現在の検査は安易に行われています。以前の投稿記事にも書いたように、検査はあくまでも「必要な人に、必要なときにおこなうもの」です。どこかの「ど素人の政治家」が言うような、「誰でも、いつでも、どこでもおこなうもの」では決してありません。よもや「陰性パスポート」などといった陰性証明ができるものではありません。検査が適切におこなわれなければ医療は混乱するだけなのです。

繰り返しますが、今の状況を端的にいうと「重要なのは、コロナに感染したかどうかではなく、肺炎になりそうか、なってしまったかどうか」ということです。症状のない場合、あるいは熱発だけだったり、症状が軽微なケースは自宅内隔離で経過を見るべきなのです。みんながみんなに検査が必要なわけでもありませんし、よもや全員が入院しなければならないものでもありません。

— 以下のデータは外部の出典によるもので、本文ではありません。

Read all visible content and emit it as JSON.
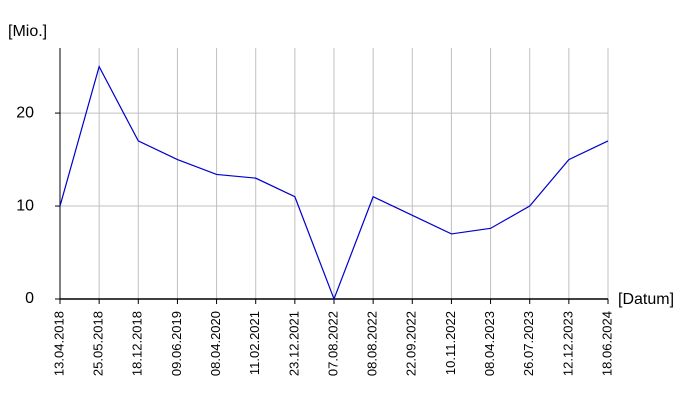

PCR検査が陽性になる人をゼロにすることに全精力を注ぐなんて無駄です。日本のような人口の多い国では、経済が死ぬような強い自粛をしないかぎり不可能だからです。もし仮にそれができたとしても、そのころにはたくさんのお店や会社が倒産し、日本の経済は計り知れないダメージを受けているでしょう。今の感染状況は過剰な自粛をするようなものではありません。

多くの国民がそれぞれの立場でできうる感染対策を行いながら、少しづつ経済を回していくべきです。有事と準有事、平時とでやらねばならぬことは違います。むやみに検査を増やして「クラスターつぶし」をやっている場合ではないのです。新型コロナの感染者を減らすかわりに、失業者や自殺者を増やしてしまうなどということがあってはなりません。冬への対応は今から動き出さなければ間に合わないということに一日も早く気が付いてほしいです。